Öksürük; hışıltı veya hırıltılarla birlikte ise, özellikle geceleri artıyorsa, çocuk hareketli olduğu zamanlarda nefes almada zorlanıyorsa astım ihtimali değerlendirilmelidir. Devamlı kesilmeyen bir öksürük, burun akıntısı, gözlerde sulanma, boğazda kaşınma hissi, geniz akıntısı ile birlikte ise bu çocuklarda saman nezlesi veya birlikte sinüzit olabilir. Çocuklarda her zaman yabancı bir cismin çocuğun hava yoluna kaçmış olabileceğine işaret eden tipik bir öykü bulunmayabileceği de akılda tutulmalıdır.
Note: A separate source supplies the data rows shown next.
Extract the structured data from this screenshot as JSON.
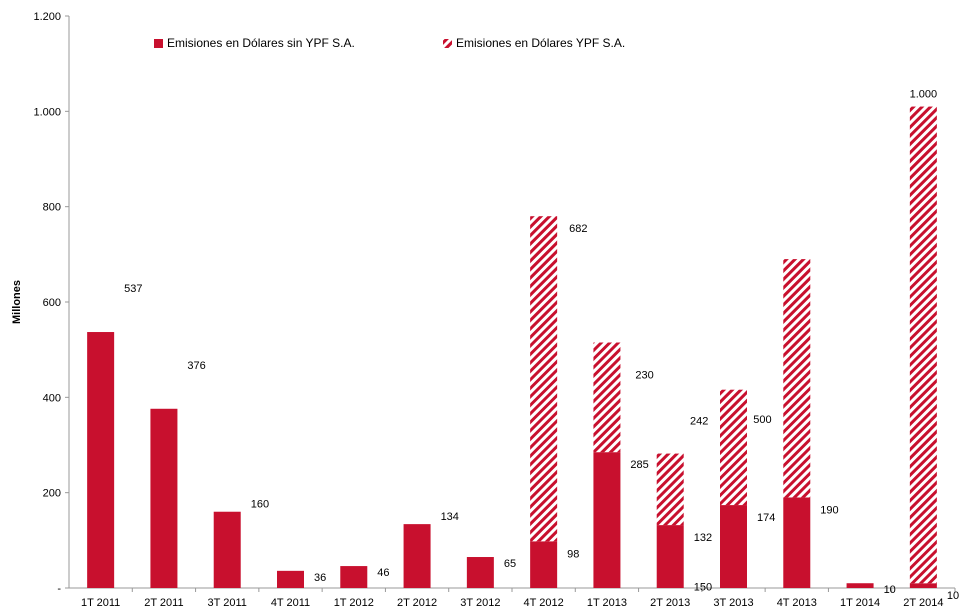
{
  "chart_data": {
    "type": "bar",
    "stacked": true,
    "categories": [
      "1T 2011",
      "2T 2011",
      "3T 2011",
      "4T 2011",
      "1T 2012",
      "2T 2012",
      "3T 2012",
      "4T 2012",
      "1T 2013",
      "2T 2013",
      "3T 2013",
      "4T 2013",
      "1T 2014",
      "2T 2014"
    ],
    "series": [
      {
        "name": "Emisiones en Dólares sin YPF S.A.",
        "values": [
          537,
          376,
          160,
          36,
          46,
          134,
          65,
          98,
          285,
          132,
          174,
          190,
          10,
          10
        ],
        "labels": [
          "537",
          "376",
          "160",
          "36",
          "46",
          "134",
          "65",
          "98",
          "285",
          "132",
          "174",
          "190",
          "10",
          "10"
        ],
        "color": "#C8102E",
        "pattern": "solid"
      },
      {
        "name": "Emisiones en Dólares YPF S.A.",
        "values": [
          0,
          0,
          0,
          0,
          0,
          0,
          0,
          682,
          230,
          150,
          242,
          500,
          0,
          1000
        ],
        "labels": [
          "",
          "",
          "",
          "",
          "",
          "",
          "",
          "682",
          "230",
          "150",
          "242",
          "500",
          "",
          "1.000"
        ],
        "color": "#C8102E",
        "pattern": "diagonal-stripes"
      }
    ],
    "ylabel": "Millones",
    "ylim": [
      0,
      1200
    ],
    "yticks": [
      0,
      200,
      400,
      600,
      800,
      1000,
      1200
    ],
    "ytick_labels": [
      "-",
      "200",
      "400",
      "600",
      "800",
      "1.000",
      "1.200"
    ],
    "grid": false,
    "legend_position": "top-left"
  }
}
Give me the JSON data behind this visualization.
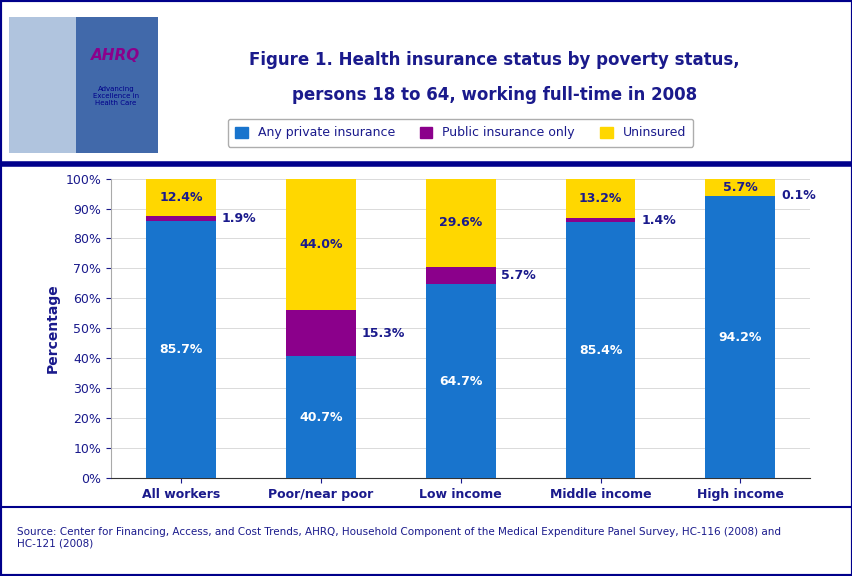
{
  "categories": [
    "All workers",
    "Poor/near poor",
    "Low income",
    "Middle income",
    "High income"
  ],
  "private_insurance": [
    85.7,
    40.7,
    64.7,
    85.4,
    94.2
  ],
  "public_insurance": [
    1.9,
    15.3,
    5.7,
    1.4,
    0.1
  ],
  "uninsured": [
    12.4,
    44.0,
    29.6,
    13.2,
    5.7
  ],
  "colors": {
    "private": "#1874CD",
    "public": "#8B008B",
    "uninsured": "#FFD700"
  },
  "title_line1": "Figure 1. Health insurance status by poverty status,",
  "title_line2": "persons 18 to 64, working full-time in 2008",
  "ylabel": "Percentage",
  "source_text": "Source: Center for Financing, Access, and Cost Trends, AHRQ, Household Component of the Medical Expenditure Panel Survey, HC-116 (2008) and\nHC-121 (2008)",
  "legend_labels": [
    "Any private insurance",
    "Public insurance only",
    "Uninsured"
  ],
  "title_color": "#1A1A8C",
  "axis_label_color": "#1A1A8C",
  "tick_label_color": "#1A1A8C",
  "bar_label_color_private": "#FFFFFF",
  "bar_label_color_other": "#1A1A8C",
  "ylim": [
    0,
    100
  ],
  "yticks": [
    0,
    10,
    20,
    30,
    40,
    50,
    60,
    70,
    80,
    90,
    100
  ],
  "ytick_labels": [
    "0%",
    "10%",
    "20%",
    "30%",
    "40%",
    "50%",
    "60%",
    "70%",
    "80%",
    "90%",
    "100%"
  ],
  "header_bg": "#FFFFFF",
  "border_color": "#00008B",
  "thick_line_color": "#00008B",
  "logo_bg": "#4169E1"
}
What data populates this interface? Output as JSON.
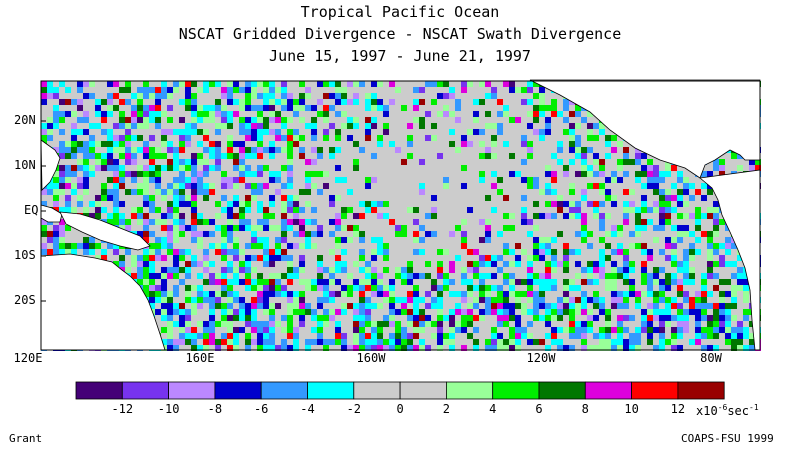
{
  "title": {
    "line1": "Tropical Pacific Ocean",
    "line2": "NSCAT Gridded Divergence - NSCAT Swath Divergence",
    "line3": "June 15, 1997 - June 21, 1997"
  },
  "axes": {
    "x_labels": [
      "120E",
      "160E",
      "160W",
      "120W",
      "80W"
    ],
    "y_labels": [
      "20N",
      "10N",
      "EQ",
      "10S",
      "20S"
    ]
  },
  "legend": {
    "colors": [
      "#440077",
      "#7733ee",
      "#bb88ff",
      "#0000cc",
      "#3399ff",
      "#00ffff",
      "#cccccc",
      "#cccccc",
      "#99ff99",
      "#00ee00",
      "#007700",
      "#dd00dd",
      "#ff0000",
      "#990000"
    ],
    "tick_labels": [
      "-12",
      "-10",
      "-8",
      "-6",
      "-4",
      "-2",
      "0",
      "2",
      "4",
      "6",
      "8",
      "10",
      "12"
    ],
    "units_prefix": "x10",
    "units_exponent": "-6",
    "units_suffix": "sec",
    "units_suffix_exponent": "-1"
  },
  "credits": {
    "left": "Grant",
    "right": "COAPS-FSU 1999"
  }
}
Bir çocuk kronik öksürük nedeni ile doktor tarafından değerlendirilirken de muayene bulguları ve radyolojik bulgular doğrultusunda yabancı bir cismin hava yoluna kaçtığından şüphe edilebilir. Çocuklarda öksürük ile birlikte tekrarlayan kusmalar, ağızda kötü bir tat hissi, göğüste yanma gibi belirtiler gastroözefageal reflüye işaret edebilir. Kuru, tekrarlayan, inatçı, patlar tarzda olup özellikle gece uykuda ya da çocuğun sevdiği bir şeyle meşgul olduğu dönemlerde kaybolan öksürüklerde psikojenik öksürük akla gelebilir. Diğer öksürük yapan hastalıkların olmadığı gösterildikten sonra çocuğun psikolojik durumunun değerlendirilmesi yol gösterici olabilir.

Öksürüğün baskılanması

Hava yolundaki koruyucu özelliği dikkate alındığında, öksürüğün baskılanması birçok solunum sistemi hastalığında zararlıdır. Çocuk yaş grubunda yapılan çalışmalarda öksürük ilaçlarının etkin olduğu gösterilememiştir. İlaç metabolizması ve ilaç etkinliği yaşa bağlı olarak değiştiğinden, toksik etkileri nedeniyle özellikle iki yaşından küçük çocuklarda bu ilaçların kullanımı önerilmemektedir. Öksürük tedavisinde ana hedef; altta yatan nedenin tanımlanması ve tedavisi, sigara gibi çevresel etkenlerin, tetikleyici faktörlerin belirlenmesi ve bunlara maruziyetin önlenmesidir.

Prof. Dr. Zeynep Seda Uyan
Koç Üniversitesi Hastanesi - Pediatri Bölümü

Bu yazı HBT'nin 113. sayısında yayınlanmıştır.